Os resultados das eleições municipais de 2020 marcaram o retorno de partidos tradicionais e o fim da onda da antipolítica entre o eleitorado brasileiro.
O partido Democratas (DEM) foi um dos partidos que tiveram maior aumento no número de prefeitos eleitos neste ano.
“No primeiro turno das eleições de 2020, o DEM teve um surpreendente crescimento de 74% no número de prefeitos eleitos, passando de 268 a 459”, afirmou o professor e pesquisador do Departamento de Ciência Política e do Centro de Pesquisas em Humanidades da Universidade Federal da Bahia, Wendel Cintra, à Sputnik Brasil.
Apesar do resultado, “o DEM continua atrás de outras agremiações como MDB, que elegeu 775 prefeitos, o PP com 681, o PSD, com 539, e o PSDB, 512”.
No entanto, é necessário considerar que, a partir de 2002, o DEM passou por uma fase de forte retração, desgastado por ter-se mantido na oposição aos governos petistas por 14 anos.
“Esse tempo de vacas magras foi importante para a renovação geracional do DEM”, acredita Cintra. “Os quadros do partido mais propensos ao fisiologismo procuraram outras agremiações, o que se por um lado diminuiu a força política do partido, por outro tornou-o mais coerente do ponto de vista programático.”
Para o professor, “o DEM pode ser definido com um partido ideologicamente identificado com as pautas do liberalismo econômico”, com “bom trânsito entre as elites regionais e empresariais”.
“Sua agenda e atuação legislativa desde então se caracterizou pela defesa de pautas como privatizações, redução do papel do Estado e desregulamentação da economia”, explicou Cintra.

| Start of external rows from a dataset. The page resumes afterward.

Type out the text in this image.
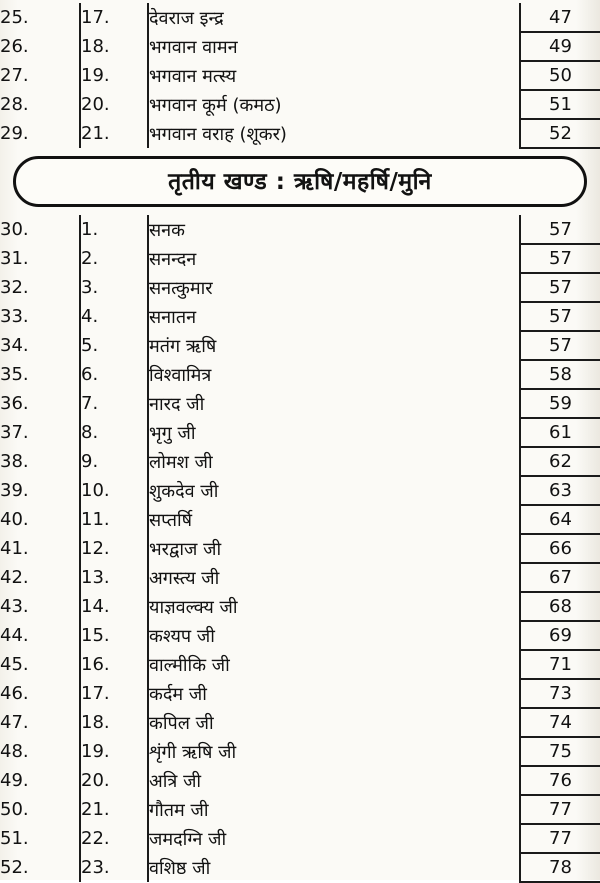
25.	17.	देवराज इन्द्र	47
26.	18.	भगवान वामन	49
27.	19.	भगवान मत्स्य	50
28.	20.	भगवान कूर्म (कमठ)	51
29.	21.	भगवान वराह (शूकर)	52
तृतीय खण्ड : ऋषि/महर्षि/मुनि
30.	1.	सनक	57
31.	2.	सनन्दन	57
32.	3.	सनत्कुमार	57
33.	4.	सनातन	57
34.	5.	मतंग ऋषि	57
35.	6.	विश्वामित्र	58
36.	7.	नारद जी	59
37.	8.	भृगु जी	61
38.	9.	लोमश जी	62
39.	10.	शुकदेव जी	63
40.	11.	सप्तर्षि	64
41.	12.	भरद्वाज जी	66
42.	13.	अगस्त्य जी	67
43.	14.	याज्ञवल्क्य जी	68
44.	15.	कश्यप जी	69
45.	16.	वाल्मीकि जी	71
46.	17.	कर्दम जी	73
47.	18.	कपिल जी	74
48.	19.	शृंगी ऋषि जी	75
49.	20.	अत्रि जी	76
50.	21.	गौतम जी	77
51.	22.	जमदग्नि जी	77
52.	23.	वशिष्ठ जी	78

Essa agenda explicaria o apoio que o partido, que se chamava PFL até 2007, selou com a gestão Fernando Henrique Cardoso e o PSDB, na década de 1990.
A ênfase no liberalismo econômico se manifesta atualmente na atuação de Rodrigo Maia, presidente da Câmara dos Deputados, que apoiou a reforma da previdência e “promove as reformas administrativas e tributária”.
“O êxito do partido nas eleições municipais de 2020 tem a ver com sua capacidade de se organizar nacionalmente, renovar suas lideranças e fazer alianças”, disse Cintra.
O partido foi capaz, por exemplo, de eleger Rodrigo Maia para a presidência da Câmara mesmo ocupando somente 29 cadeiras de um total de 513 na casa.
“A ascensão de novas lideranças, como ACM Neto e Rodrigo Maia, evidencia essa renovação interna e mostra que se trata de uma organização partidária resiliente”, declarou Cintra.
Agência Brasil
Jair Bolsonaro ao lado de Rodrigo Maia durante encontro da equipe de transição, em 2018.
Antônio Carlos Magalhães Neto, prefeito de Salvador entre 2012 e 2020, fez mandato “bem avaliado pelo eleitor soteropolitano” e elegeu seu sucessor, com facilidade, no primeiro turno, com 64% dos votos.
Atual presidente nacional do DEM, ACM Neto “logrou costurar uma aliança com nada menos que 15 partidos políticos em torno da candidatura de Bruno Reis (DEM)”, relatou Cintra.
Para o pesquisador, as proporções da vitória do partido não devem ser exageradas, “mas mostra que o partido tem força e potencial de crescimento e certamente será um ator importante nas negociações para as eleições presidenciais de 2022”.
Quem tem medo do DEM?
A ascensão do DEM como um partido de direita clássico será um desafio tanto para a esquerda, que poderá ter um adversário pragmático e bem organizado nacionalmente, quanto para a extrema-direita, que pode perder votos do eleitor cansado de agendas mais radicais.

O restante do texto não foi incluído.